Tierversuche in Ungarn verboten werden?

Die größte Oppositionspartei Jobbik hat einen Resolutionsentwurf vorgelegt, der darauf abzielt, Tierversuche ab 2022 zu verbieten hvg.hu Schreibt.
Die derzeitige Regulierung ist nicht abschreckend genug
Lajos Kepli, Abgeordneter der Partei, betont in dem Entwurf, dass es ein internationaler Trend sei, Drogentests an Tieren zu verbieten. Laut ihrem Resolutionsentwurf würde Jobbik Tierversuche bereits bis 2020 im Fall von Haustieren verbieten. Er betonte, dass dies der Fall sei
Keine wissenschaftlichen Beweise für die Effizienz von Tierversuchen.
Darüber hinaus wurden zahlreiche neue technische Geräte eingeführt Kürzlich, und obwohl diese teurer sind, schaden sie den Tieren nicht.

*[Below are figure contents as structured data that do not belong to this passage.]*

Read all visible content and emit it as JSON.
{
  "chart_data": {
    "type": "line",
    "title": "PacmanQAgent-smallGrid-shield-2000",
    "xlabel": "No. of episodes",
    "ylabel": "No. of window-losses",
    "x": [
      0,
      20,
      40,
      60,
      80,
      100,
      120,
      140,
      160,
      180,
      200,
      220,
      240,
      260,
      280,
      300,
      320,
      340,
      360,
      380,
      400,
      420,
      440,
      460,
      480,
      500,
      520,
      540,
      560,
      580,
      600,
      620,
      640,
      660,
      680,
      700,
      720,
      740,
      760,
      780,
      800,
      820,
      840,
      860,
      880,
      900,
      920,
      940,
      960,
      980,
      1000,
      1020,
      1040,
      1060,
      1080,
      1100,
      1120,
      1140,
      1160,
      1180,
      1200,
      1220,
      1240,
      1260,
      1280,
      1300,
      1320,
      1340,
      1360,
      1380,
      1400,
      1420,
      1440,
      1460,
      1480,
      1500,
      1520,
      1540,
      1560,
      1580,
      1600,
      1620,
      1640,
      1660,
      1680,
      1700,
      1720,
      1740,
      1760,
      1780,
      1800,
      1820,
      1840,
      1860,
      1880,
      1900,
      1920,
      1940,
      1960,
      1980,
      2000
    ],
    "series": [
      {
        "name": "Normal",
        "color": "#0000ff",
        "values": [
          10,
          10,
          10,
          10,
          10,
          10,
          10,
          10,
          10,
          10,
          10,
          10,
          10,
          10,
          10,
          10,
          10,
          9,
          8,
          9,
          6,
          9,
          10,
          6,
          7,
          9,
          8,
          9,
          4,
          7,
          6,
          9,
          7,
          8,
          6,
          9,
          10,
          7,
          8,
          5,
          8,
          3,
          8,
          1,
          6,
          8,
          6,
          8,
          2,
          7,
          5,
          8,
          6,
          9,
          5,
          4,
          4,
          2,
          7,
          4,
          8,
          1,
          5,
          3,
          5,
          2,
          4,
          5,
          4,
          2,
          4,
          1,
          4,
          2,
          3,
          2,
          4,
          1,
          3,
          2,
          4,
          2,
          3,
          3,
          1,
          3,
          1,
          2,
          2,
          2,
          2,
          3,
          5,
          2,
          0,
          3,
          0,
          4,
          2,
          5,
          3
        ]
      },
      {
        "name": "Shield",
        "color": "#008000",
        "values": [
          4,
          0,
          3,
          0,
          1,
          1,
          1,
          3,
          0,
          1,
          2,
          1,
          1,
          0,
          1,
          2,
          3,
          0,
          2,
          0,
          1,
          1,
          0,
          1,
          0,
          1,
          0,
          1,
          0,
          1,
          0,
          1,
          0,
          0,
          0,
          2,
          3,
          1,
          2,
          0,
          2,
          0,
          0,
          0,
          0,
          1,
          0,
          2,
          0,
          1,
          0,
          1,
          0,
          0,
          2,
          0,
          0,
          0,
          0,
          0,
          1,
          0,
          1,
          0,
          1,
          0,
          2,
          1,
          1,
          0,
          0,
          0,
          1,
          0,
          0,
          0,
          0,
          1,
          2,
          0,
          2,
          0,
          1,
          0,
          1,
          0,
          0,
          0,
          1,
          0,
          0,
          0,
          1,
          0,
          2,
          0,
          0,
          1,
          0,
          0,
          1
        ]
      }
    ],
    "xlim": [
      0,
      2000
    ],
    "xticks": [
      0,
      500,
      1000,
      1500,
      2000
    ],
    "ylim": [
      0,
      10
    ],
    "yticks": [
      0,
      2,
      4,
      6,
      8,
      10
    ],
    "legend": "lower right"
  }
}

Dies war Nicht das erste Mal Jobbik setzte sich für Tierrechte ein. Jobbik hat in den vergangenen Jahren immer wieder auf die bedrückende Situation im Bereich Tierschutz aufmerksam gemacht z. B. foDer rmer-Abgeordnete Zsolt Egyed legte vor den Parlamentswahlen 2018 einen Gesetzentwurf vor, der darauf abzielte, die Härte der Strafen für die Behandlung von Tieren zu erhöhen civishir.hu, ein Nachrichtenportal in Debrecen Die Regierung bestritt jedoch, überhaupt eine parlamentarische Debatte über den Gesetzentwurf zu eröffnen, und tötete ihn in der Ausschussphase.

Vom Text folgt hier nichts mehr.